Thanks for the interest and thoughtful questions
You mention that its suitable for recordings where at least one signal fits into memory.
Ah, actually, these days the format is indeed suitable for larger signals. I’ve opened a PR to update the “useful for” list.
What are your thoughts on utilizing mmap for larger files?
Totally kosher if the format is raw .lpcm
. Actually doing so is a bit manual, however…probably wouldn’t be a bad idea to add an mmap
option to the load
interface:
using Onda, Mmap
include(joinpath(dirname(dirname(pathof(Onda))), "examples", "tour.jl"))
file = open(samples_path(dataset, uuid, :eeg))
S = eeg_signal.sample_type
nrows = channel_count(eeg_signal)
ncols = Int(filesize(file) / sizeof(S) / nrows)
samples = Samples(eeg_signal, true, Mmap.mmap(file, Matrix{S}, (nrows, ncols)))
# now performing normal operations on `Samples` (e.g. decoding only
# a specific region) works the same as it usually does:
decoded_region = decode(view(samples, :, TimeSpan(Second(3), Second(5))))
Note that writing the above made me realize that samples_path
wasn’t super ergonomic or exported, so this example works off of a small PR that I just opened to add samples_path
to the official API.
I could find a merged PR for seekable zstd which might be used for channels that don’t fit into memory.
Yeah, I’d love for this to be implemented! Relevant zstd issue here. Ideally support would be implemented in CodecZstd.jl (though I’m not sure if TranscodingStreams’ interface supports random access methods). Adding Onda support would then just be a matter of overloading the appropriate deserialize_lpcm
method for the LPCMZst serializer.
If “Onda is not a … file format”, how would you describe it? Is it a directory layout structure with sensible defaults? Or is Onda just the interface specification for a format?
It’s kind of both It’s a specification for organizing signals/recordings into a file hierarchy alongside a metadata schema that enables multi-sensor recordings to be treated generically as collections of LPCM sample data. The trick is keeping the format as simple as possible so that reader/writer implementations can be made highly amenable to domain-specific specialization, while still enforcing enough standardization that the format provides useful guarantees for downstream ingest/analysis processes/tooling. To this end, a lot of the format’s design work (and trial-by-fire testing) has revolved around tweaking the specification to mandate only enough structure to “get the job done”, and no moreso.
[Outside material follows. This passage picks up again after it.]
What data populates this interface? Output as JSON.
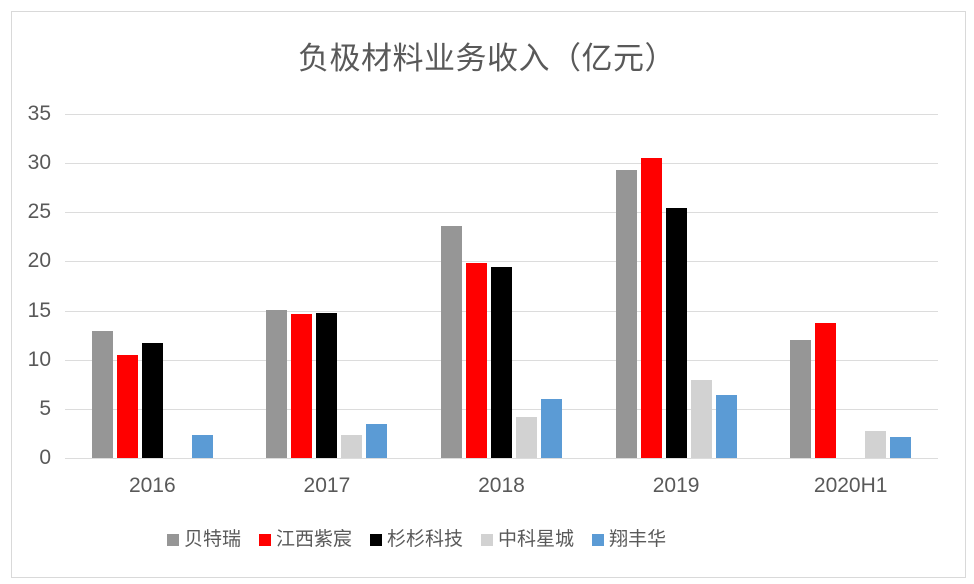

Of course, it’s forever a work in progress for example, I’d like to at least resolve (and battle-test) some of the items currently in the issue tracker before considering a 1.0 release.
Concerning the extensibility part of the specification: Would you assume that people write Onda wrappers for their file formats, so that the access pattern demonstrated in the “tour” through Onda.jl can be reused? If so, which methods need to be implemented to allow this?
For a specific example of extending Onda.jl with a new file format, see the FLAC example.
More generally, Onda’s extensibility comes in a few different flavors:
- The mandatory signal encoding parameters should be sufficient to capture most useful LPCM encodings.
- You can basically encode whatever structure you’d like into Onda’s sparse key-value annotations, and dense categorical annotations can simply be treated as new signals (perhaps it wouldn’t be a bad idea for the format to define a structure for categorical
sample_unit
s…).
- The recording objects’
custom
field allows dataset authors to associate whatever values they like with each recording.
- The aforementioned ability to (de)serialize signal data to/from arbitrary file formats. Granted, the specification provides little aid to implementations in the way of an actual mechanism by which new (de)serialization methods should be incorporated; it just requires that it’s possible. For now, the onus is essentially on the dataset author to guarantee to their consumers that included file formats are actually readable. In practice, I think this is a reasonable expectation. Also, at least in the Julia world, you can imagine getting a lot of convenient fallbacks “for free” by e.g. hooking up FileIO.jl to Onda.jl’s (de)serializer interface.
- Arbitrary additional content is allowed to be placed in the
.onda
directory. While reader/writer implementations can’t necessarily make use of such additional content automatically, nothing precludes the inclusion of code (or a link to code) that provides whatever additional features the dataset author wishes to share.